‘I find mobile phone use by many is outrageously rude’

Jul 14, 2018
Mobile phone etiquette really need to be addressed. Source: Pexels

Hell is being on a bus or train with some phone addict talking loudly, informing us what he had for breakfast, then he tells the whole bus or carriage what he will do when he gets home, which stop is next, what mate ‘Hendo’ did after the footy last week, where he lost his undies, and whether he can get it on with Fiona next week. Illuminating information but makes me grind my teeth.

How many times do we get a full volume account of a life we have no interest in? Too darned often, I think.

In shops I have seen people with a phone to their ear pointing to a coffee, and making no other contact with the staff, which is just rude. Bad manners are rife though, and a lot of phone users are simply ignorant of manners, it is not a consideration in their book. What happened to “May I have a coffee, please?” The closest they get is a grunt, “Latte”.

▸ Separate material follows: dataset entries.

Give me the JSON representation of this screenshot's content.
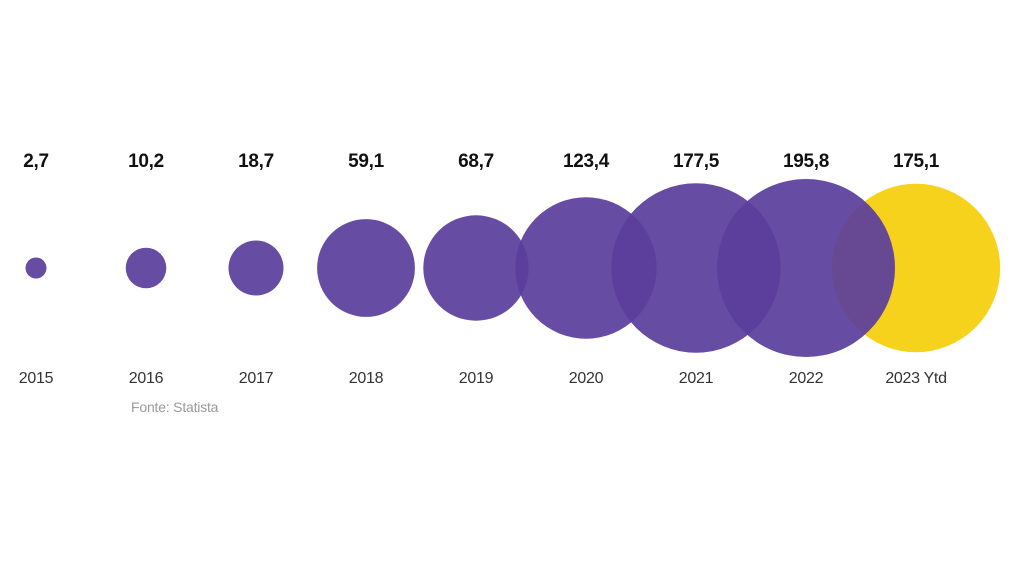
{
  "chart_data": {
    "type": "bubble",
    "categories": [
      "2015",
      "2016",
      "2017",
      "2018",
      "2019",
      "2020",
      "2021",
      "2022",
      "2023 Ytd"
    ],
    "values": [
      2.7,
      10.2,
      18.7,
      59.1,
      68.7,
      123.4,
      177.5,
      195.8,
      175.1
    ],
    "value_labels": [
      "2,7",
      "10,2",
      "18,7",
      "59,1",
      "68,7",
      "123,4",
      "177,5",
      "195,8",
      "175,1"
    ],
    "highlight_category": "2023 Ytd",
    "colors": {
      "default": "#5b3e9c",
      "highlight": "#f7d21c"
    },
    "legend": "none",
    "grid": false
  },
  "source": "Fonte: Statista"
}
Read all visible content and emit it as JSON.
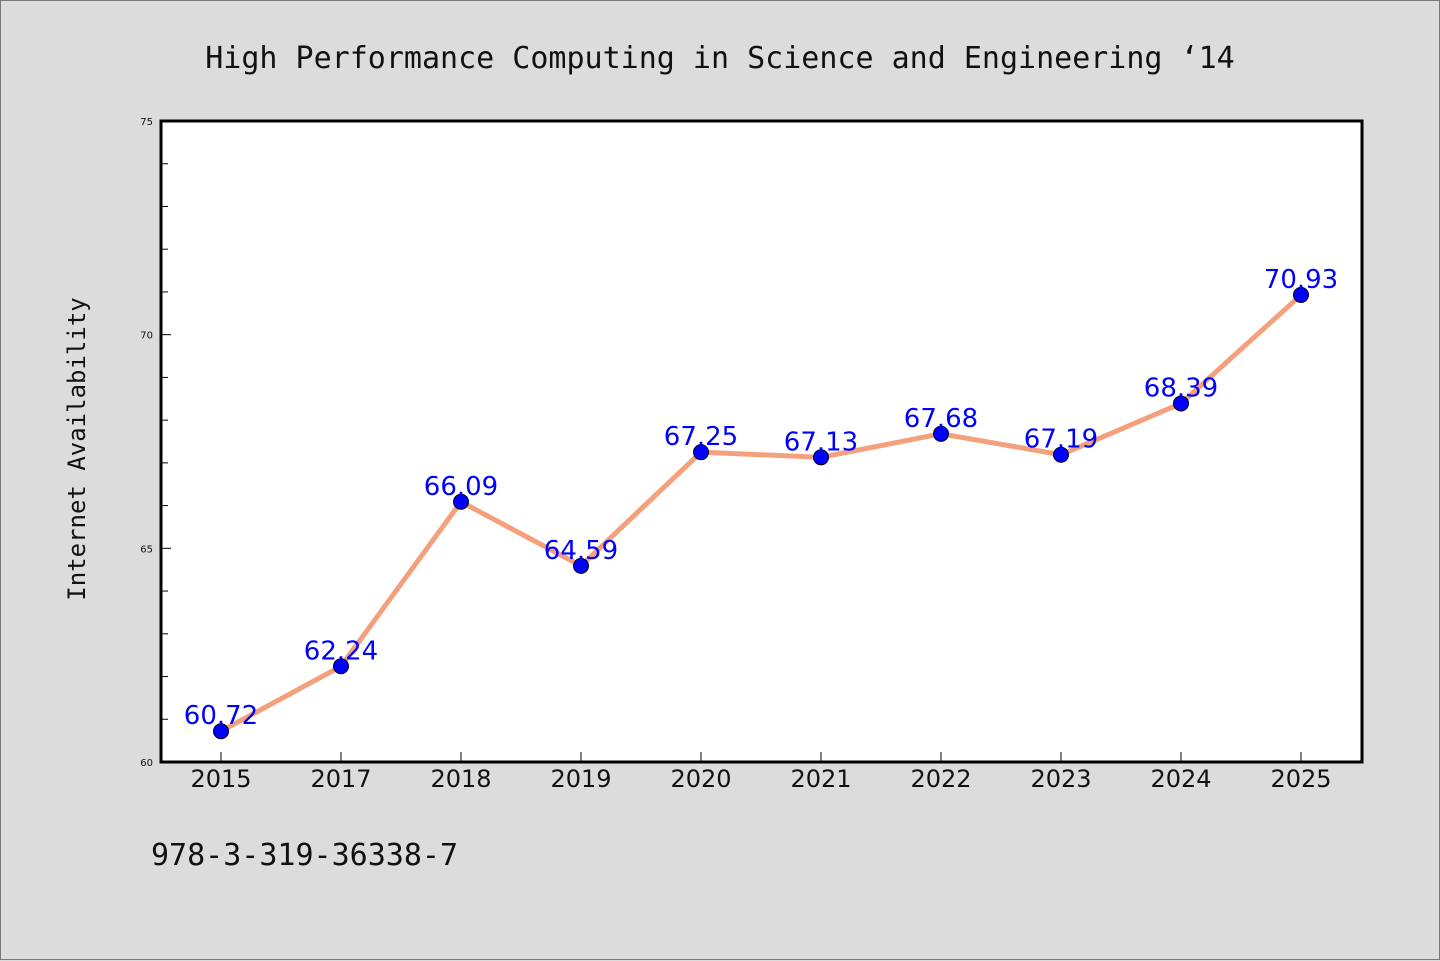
{
  "chart_data": {
    "type": "line",
    "title": "High Performance Computing in Science and Engineering  ‘14",
    "xlabel": "",
    "ylabel": "Internet Availability",
    "categories": [
      "2015",
      "2017",
      "2018",
      "2019",
      "2020",
      "2021",
      "2022",
      "2023",
      "2024",
      "2025"
    ],
    "series": [
      {
        "values": [
          60.72,
          62.24,
          66.09,
          64.59,
          67.25,
          67.13,
          67.68,
          67.19,
          68.39,
          70.93
        ],
        "line_color": "#f4a07c",
        "marker_color": "#0000ff"
      }
    ],
    "data_labels": [
      "60.72",
      "62.24",
      "66.09",
      "64.59",
      "67.25",
      "67.13",
      "67.68",
      "67.19",
      "68.39",
      "70.93"
    ],
    "ylim": [
      60,
      75
    ],
    "yticks": [
      "60",
      "65",
      "70",
      "75"
    ],
    "grid": false,
    "legend": "none"
  },
  "footer": {
    "isbn": "978-3-319-36338-7"
  },
  "colors": {
    "background": "#dcdcdc",
    "plot_background": "#ffffff",
    "label_color": "#0000ff"
  }
}
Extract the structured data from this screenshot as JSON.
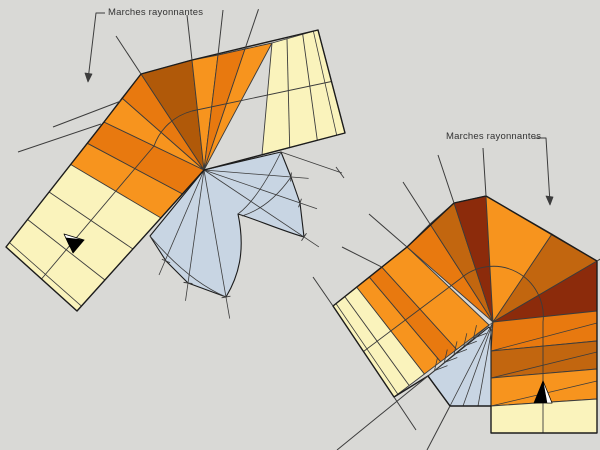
{
  "page": {
    "type": "stair-construction-diagram"
  },
  "annotations": {
    "left_label": "Marches rayonnantes",
    "right_label": "Marches rayonnantes"
  },
  "colors": {
    "background": "#d9d9d6",
    "cream": "#faf3bc",
    "orange_bright": "#f7941e",
    "orange_mid": "#e8790f",
    "orange_dark": "#c2660f",
    "brown_mid": "#b05909",
    "brown_dark": "#8c2b0b",
    "blue_gray": "#c8d5e3",
    "outline": "#1c1c1c",
    "thin_line": "#3c3c3c",
    "text": "#333333",
    "arrow_black": "#000000",
    "arrow_white": "#ffffff"
  }
}
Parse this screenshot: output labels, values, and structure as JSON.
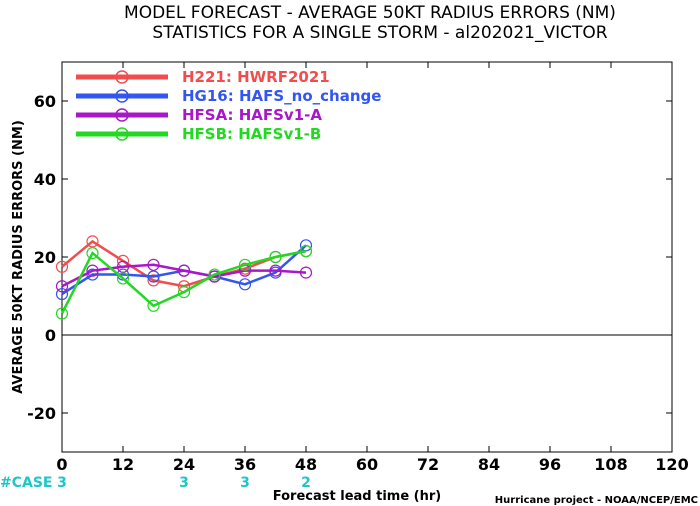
{
  "chart_data": {
    "type": "line",
    "title_line1": "MODEL FORECAST - AVERAGE 50KT RADIUS ERRORS (NM)",
    "title_line2": "STATISTICS FOR A SINGLE STORM - al202021_VICTOR",
    "ylabel": "AVERAGE 50KT RADIUS ERRORS (NM)",
    "xlabel": "Forecast lead time (hr)",
    "credit": "Hurricane project - NOAA/NCEP/EMC",
    "xlim": [
      0,
      120
    ],
    "ylim": [
      -30,
      70
    ],
    "x_ticks": [
      0,
      12,
      24,
      36,
      48,
      60,
      72,
      84,
      96,
      108,
      120
    ],
    "y_ticks": [
      -20,
      0,
      20,
      40,
      60
    ],
    "grid": false,
    "legend_position": "top-left",
    "case_label": "#CASE",
    "case_counts": [
      {
        "x": 0,
        "label": "3"
      },
      {
        "x": 24,
        "label": "3"
      },
      {
        "x": 36,
        "label": "3"
      },
      {
        "x": 48,
        "label": "2"
      }
    ],
    "x": [
      0,
      6,
      12,
      18,
      24,
      30,
      36,
      42,
      48
    ],
    "series": [
      {
        "name": "H221: HWRF2021",
        "color": "#f24d4d",
        "values": [
          17.5,
          24,
          19,
          14,
          12.5,
          15,
          17,
          20,
          21.5
        ]
      },
      {
        "name": "HG16: HAFS_no_change",
        "color": "#3355f0",
        "values": [
          10.5,
          15.5,
          15.5,
          15,
          16.5,
          15,
          13,
          16,
          23
        ]
      },
      {
        "name": "HFSA: HAFSv1-A",
        "color": "#a817c8",
        "values": [
          12.5,
          16.5,
          17.5,
          18,
          16.5,
          15,
          16.5,
          16.5,
          16
        ]
      },
      {
        "name": "HFSB: HAFSv1-B",
        "color": "#22d822",
        "values": [
          5.5,
          21,
          14.5,
          7.5,
          11,
          15.5,
          18,
          20,
          21.5
        ]
      }
    ]
  },
  "colors": {
    "case_color": "#20c5c8"
  }
}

Probably the nastiest example was a young mum, with a four- or five-year-old boy with her shopping in a large grocery store, she had her phone clamped to her ear and was talking non-stop. I watched as the quiet and well behaved little boy tried a couple of times to talk to her, he was polite and not asking for anything, yet he was ignored. As I watched, she continued talking, all through her shopping and while she was going through the checkout, not engaging at all with staff. The poor little boy looked sad and it made me even more sad. The example he was being shown? “You are not important, the phone is”.

At restaurants I’ve watched as whole tables peer at their screens, hardly talking to the other each other, and then out in the street, crowds move through town all with heads down. Sometimes they even walk into the traffic like this, or crash into a pole.

I have a mobile phone and I do use it, but it does not rule my life. I check it when I wake, and make calls, check the bank statements, and emails, then it goes back in my bag. I can live an almost normal life without it. Amazing isn’t it?

We do need to be in touch these days, and the phone is a wonderfully convenient and helpful tool, but we have allowed it to take over our lives, to be such important we can’t function without being joined to it. It is robbing us of social connections. I know technology is wonderful and I love the time I can spend talking on Facetime to our daughter in the United Kingdom. I like the information I can gather with a few clicks, the many connections to friends overseas, but I ‘ration’ my phone use, and stay off it as much as possible when we meet friends. If I am home alone I might go in and view a program I missed. That is when I am alone, not with others, my friends deserve better. The shopkeepers deserve better too. We need to be aware and treat others with respect. Phone etiquette is a subject that needs to be addressed, before we lose touch with all reality.

What’s your relationship with your mobile phone like? ASre you frustrated by bad phone etiquette?